The only party paying a heavy cost for email is the recipient. The recipient is overwhelmed by his or her in tray and has to allocate valuable time to sorting, filing, discarding and answering emails most of which would never have been received had the sender had to pay for a digital email stamp!
So here is my response to DAVID LAVENDA‘s Fast Company blog last Thursday, Email Is Crushing Us, Can Activity Streams Free Us? - No! Activity Streams still place the onus on receivers to master the technology and spend the time setting up their activity streams. How about instead, just develop a simple technology that charges me a small fee for every email I send you? You could also have a “free” email address, but no expectations that you will read the email if I send it to that address. The digital postage stamp I am suggesting would be like premium email; email the recipient is more likely to read.
The small fee per email would compensate you for the time you spend reading your email and dealing with it. If I am replying to a request from you for information, then you could send me a self-addressed, digitally stamped “envelope” so that you pay for the email, not I.
My suggestion is only partially flippant. Apart from it being a practical solution to strangulation by email it is also an important comment on our society:
There was a time when people believed that “anything given away for nothing was worth nothing.” Now we place a high value on things or information given to us free. Thanks to Google and the new infotech ethos we expect all the information and most of the advice in the world to be available to us on demand free of charge. We delight in the free telephone and video calls supplied by VOIP services and Skype. We revel in free email and text services. But where is all this free-ness leading us? Here are three potential destinations:
- As we become more sensitive to avoiding pollution of the environment and atmosphere, our minds, spaces and desks are becoming polluted with trash of a different kind: useless, sometimes untrue, and often unwanted information. The culture of free-ness abolishes penalties for information pollution.
- As technology and productivity improvements give us more time, more choices and cheaper products, we fill that newly freed time navigating through mounds of information and Â learning new technologies with every new device we collect.
- Free-ness means that ultimately entire industries (like the telecommunications and some media industries) will be faced with three choices: (i) find new business models to monetize the value they give away for nothing, (ii) start charging again, which will disrupt consumer patterns, or (iii) go out of business.
Life is about making value-choices every minute of every day. Each choice we make entails a cost and a benefit; sometimes a cost and benefit to us and sometimes to others. We define ourselves by the way we make these value-choices. The term values means the value we place on various alternatives. Some people value education more than leisure, others value food more than health, or leisure more than wealth. We express our values by the choices we make. Freedom means that we are all free to make our value-choices and are accountable for the outcomes of our choices. However, when an action entails no cost at all (financial or otherwise), it has no value.

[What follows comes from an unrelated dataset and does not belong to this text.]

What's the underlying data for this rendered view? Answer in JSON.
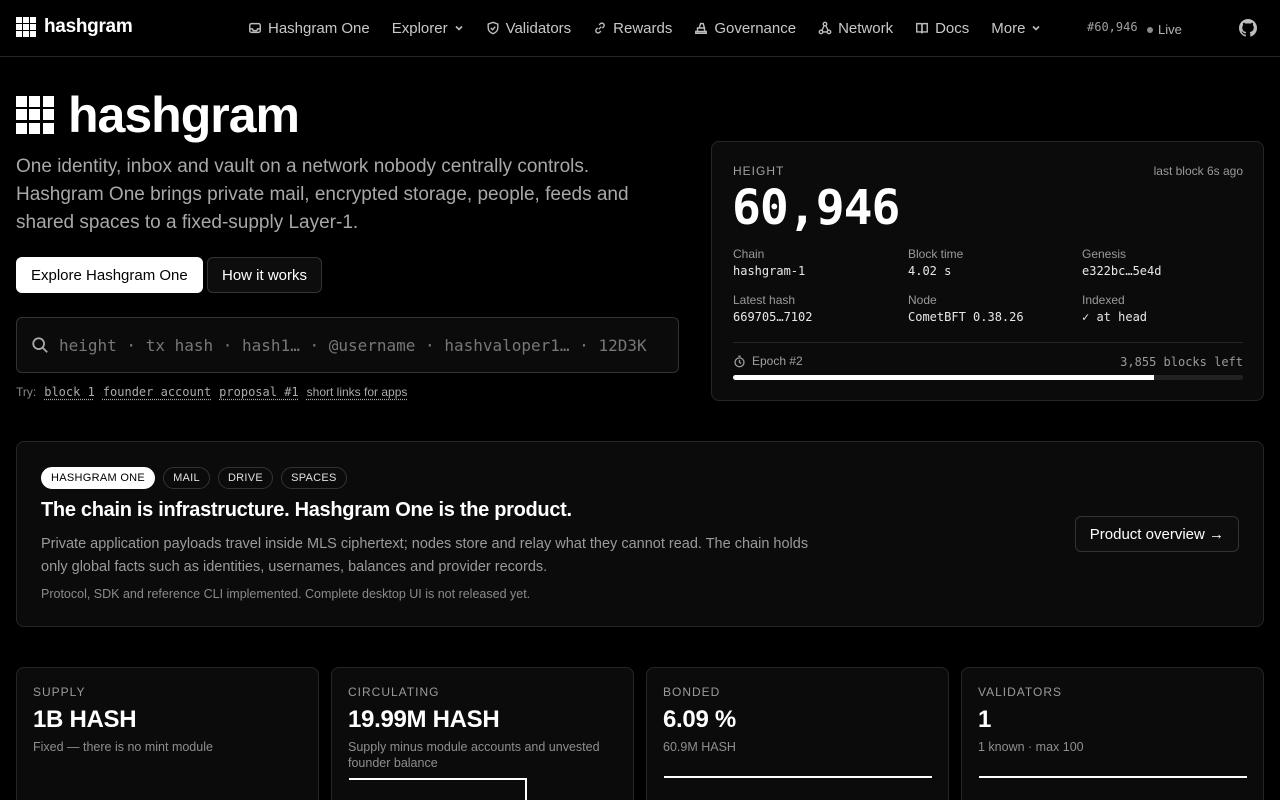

According to this world-view, emails sent free of charge and free of a time investment by the sender, should be worth very little to the receiver. Perhaps my idea of charging for emails is not so off-the-wall after all! Let’s spend more time on fewer activities, and invest in what we value and in what others have deemed valuable enough to invest their own time, thoughtfulness or money in.
In this age of information pollution, people and companies who take the time and effort to defy the trend and have face-to-face meetings with prospects and clients instead of video-conferences, and who send letters or Fedexes instead of emails, will have the edge.